Complete step by step answer:
In this reaction, ${I}^{-}$ gets oxidized into ${I}_{2}$ by losing two electrons. Since it is an oxidation reaction it takes place at the anode. The reaction involved is shown below:
$ 2{ I }^{ - }\quad \longrightarrow \quad { I }_{ 2 }\quad +\quad 2{ e }^{ - }$

As oxidation is taking place, that means reduction will also take place. The reduction potential of hydrogen is more than that of calcium according to the electrochemical series. So, instead of calcium getting reduced, hydrogen gets reduced and is formed as a product. Since, it is a reduction reaction, it takes place at the cathode. The reaction involved is shown below:
$ 2{ H }^{ + }\quad +\quad 2{ e }^{ - }\quad \longrightarrow \quad { H }_{ 2 }$
Now, let us consider each point in the question given and which ones are true and why.
The number of faradays of charge passed through the solution is 0.10 F:
For the production 1 mole of ${I}_{2}$ the charge required is 2 F. Therefore, to produce 50 millimoles of ${I}_{2}$, the charge required or the faradays of charge passed through the solution is:
Charge required $= 2 \times 50 \times {10}^{-3}$
$\implies$ Charge required $= 0.10 F$
Therefore, the number of faradays of charge passed through the solution is 0.10 F. Thus, this statement is correct.
The volume of dry ${H}_{2}$ at STP that has been formed during electrolysis is 1120 mL:
Let us assume that 'm' millimole of hydrogen is getting deposited or produced.
$ m\quad =\quad \cfrac { 1 }{ 2 } \quad \times \quad no.\quad of\quad millimoles$
Substituting no. of milliF = 100 milliF
$\implies m\quad =\quad \cfrac { 1 }{ 2 } \quad \times \quad 100$
$\implies m = 50 millimoles$
Therefore, 50 millimoles of ${H}_{2}$ is produced.
Now, the volume of ${H}_{2} = no. of millimoles \times 22.4$
Substituting no. of millimoles = 50 millimoles
$\implies V = 50 \times 22.4$
$\implies V = 1120 mL$
Therefore, the volume of dry ${H}_{2}$ at STP that has been formed during electrolysis is 1120 mL. Thus, this statement is also correct.
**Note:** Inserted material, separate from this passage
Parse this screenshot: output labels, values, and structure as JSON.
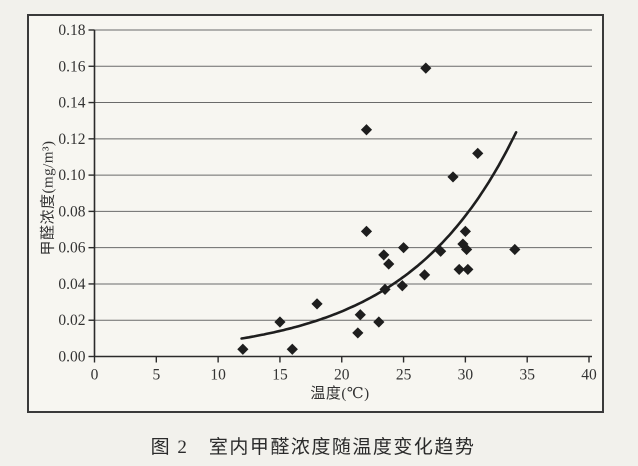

The pH of the solution in nearly 0.7:
Now, ${Ca}^{2+}$ and ${OH}^{-}$ are left in the solution. We required 2 moles of ${H}^{+}$ ions to produce 1 mole of ${H}_{2}$. This means that 100 millimoles of ${H}^{+}$ are required to produce 50 millimoles of ${H}_{2}$.
Therefore, the concentration of ${OH}^{-}$ is given as:
$ { [OH] }^{ - }\quad =\quad \cfrac { 100 }{ 500 }$
$\implies [{OH}^{-}] = 0.2 M$
Now, the pOH is calculated as $pOH = -log[{OH}^{-}]$.
Substituting $[{OH}^{-}]$ = 0.2 M, we get
pOH = -log(0.2)
$\implies pOH = 0.7$
$\implies pH = 13.3$
Therefore, The pH of the solution is nearly 13.3. Thus, this statement is wrong.
The mass the calcium produced is 2.0g.
Since, calcium is not produced as a product in this reaction, therefore this statement is also wrong.
Therefore, options (a) and (b) are correct.

Note: While solving these types of questions, we need to keep in mind the reduction potentials of all the elements and also, how the oxidation and reduction of each element takes place. We also need to keep in mind which elements have the capability to get reduced and which elements have the capability to get oxidized.